12 Years a Slave [2013] by Steve McQueen

Violence without insight
The film's brutal and noble depiction of American slavery being unjust seemingly makes the film impervious to criticism. I happen to agree that slavery is an abomination, but I don't think that is a question being discussed in America or the world at the moment. As far as I know, it is a question that has been answered already. But the Academy can't help but pat themselves on the back because they have, for the first time, given their Best Picture award to a film written and directed by black filmmakers. Instead of feeling proud, I may instead wonder why they haven't been giving awards to filmmakers of diversity all these years. I suppose they are an American institution and they focus on American films and films that engage with the American sensibility. In this case they have chosen to acknowledge an issue which has largely been sorted in the American cultural mind.
I suppose it is a long process rewriting history to include the stories of the marginalised. This is a process that needs to happen, and for many people this is a process that needs to happen in large-scale accessible films that will be seen by many. Thus the film has its place.
However, the film doesn't offer any depth into the situation. There is no insight achieved into how this could happen, what toxic ideologies justified this culture on a political or a personal level. There was no attempt to place this man's experience into any large context at all. It was merely a depiction of the nobility of waiting for justice.
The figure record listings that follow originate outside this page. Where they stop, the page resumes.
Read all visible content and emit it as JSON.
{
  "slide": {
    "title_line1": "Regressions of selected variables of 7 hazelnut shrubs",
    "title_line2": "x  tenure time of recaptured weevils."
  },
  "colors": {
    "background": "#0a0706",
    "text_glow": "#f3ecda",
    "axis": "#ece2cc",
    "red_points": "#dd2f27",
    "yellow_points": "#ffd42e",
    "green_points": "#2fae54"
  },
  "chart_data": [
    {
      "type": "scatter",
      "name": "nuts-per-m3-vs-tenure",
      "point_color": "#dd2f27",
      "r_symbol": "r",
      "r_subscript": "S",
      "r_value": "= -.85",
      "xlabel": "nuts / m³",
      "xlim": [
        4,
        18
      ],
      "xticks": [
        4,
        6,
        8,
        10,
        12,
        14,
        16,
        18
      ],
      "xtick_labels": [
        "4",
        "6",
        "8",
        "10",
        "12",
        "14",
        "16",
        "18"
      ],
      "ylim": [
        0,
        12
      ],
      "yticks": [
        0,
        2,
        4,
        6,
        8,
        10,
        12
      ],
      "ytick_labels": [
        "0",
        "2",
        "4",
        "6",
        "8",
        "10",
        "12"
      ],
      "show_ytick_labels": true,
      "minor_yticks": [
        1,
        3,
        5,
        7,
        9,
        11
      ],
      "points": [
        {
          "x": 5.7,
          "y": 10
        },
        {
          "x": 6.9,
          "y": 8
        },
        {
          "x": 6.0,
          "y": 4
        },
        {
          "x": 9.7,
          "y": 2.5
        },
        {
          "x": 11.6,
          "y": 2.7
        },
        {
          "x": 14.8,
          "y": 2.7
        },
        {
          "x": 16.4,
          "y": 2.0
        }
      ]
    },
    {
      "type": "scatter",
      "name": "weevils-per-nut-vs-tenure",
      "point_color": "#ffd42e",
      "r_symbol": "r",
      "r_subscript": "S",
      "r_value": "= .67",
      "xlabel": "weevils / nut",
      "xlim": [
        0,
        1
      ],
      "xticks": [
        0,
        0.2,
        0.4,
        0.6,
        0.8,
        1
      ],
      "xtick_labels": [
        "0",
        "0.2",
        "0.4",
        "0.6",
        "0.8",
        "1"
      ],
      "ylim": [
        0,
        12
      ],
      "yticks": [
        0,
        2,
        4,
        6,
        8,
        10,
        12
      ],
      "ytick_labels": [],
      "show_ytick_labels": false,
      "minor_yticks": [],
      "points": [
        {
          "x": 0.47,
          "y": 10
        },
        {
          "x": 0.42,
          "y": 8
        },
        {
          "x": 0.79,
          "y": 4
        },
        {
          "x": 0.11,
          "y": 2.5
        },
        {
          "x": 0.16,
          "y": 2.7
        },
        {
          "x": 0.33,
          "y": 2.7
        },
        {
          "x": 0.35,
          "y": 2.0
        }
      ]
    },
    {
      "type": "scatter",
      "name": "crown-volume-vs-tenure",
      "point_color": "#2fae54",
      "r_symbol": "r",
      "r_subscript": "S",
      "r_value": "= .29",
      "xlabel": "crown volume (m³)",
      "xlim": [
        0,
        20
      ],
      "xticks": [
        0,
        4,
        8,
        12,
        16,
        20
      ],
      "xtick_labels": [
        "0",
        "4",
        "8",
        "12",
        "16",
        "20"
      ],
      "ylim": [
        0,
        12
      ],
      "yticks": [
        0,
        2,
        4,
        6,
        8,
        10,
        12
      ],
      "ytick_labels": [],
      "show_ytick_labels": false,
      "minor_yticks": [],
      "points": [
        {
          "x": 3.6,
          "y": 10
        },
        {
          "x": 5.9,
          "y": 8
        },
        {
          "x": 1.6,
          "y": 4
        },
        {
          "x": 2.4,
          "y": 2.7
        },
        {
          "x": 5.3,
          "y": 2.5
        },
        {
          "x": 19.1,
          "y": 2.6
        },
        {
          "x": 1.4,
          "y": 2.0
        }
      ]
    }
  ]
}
For 12 years he worked as a slave and barely dared confront the legal injustice of his situation, let alone the moral injustice of it. He nobly waited for 12 years and eventually justice was done and he was able to return home to his family.
Titles at the end of the film not only tell us that the kidnappers were not brought to justice, but that the protagonist's salvation was extremely anomalous. Most free black people sold into slavery illegally were never freed. But that is not an inspiring story of overcoming adversity. That is a more accurate rewriting of American history to include the stories of marginalised, but not one that reinforces American values of waiting for things to get better, waiting for justice to have an opportunity to be done.
The violence of this film did not offer us a rewarding and insightful commentary on the grotesque cultural and political landscape of America that allowed slavery to flourish for so long.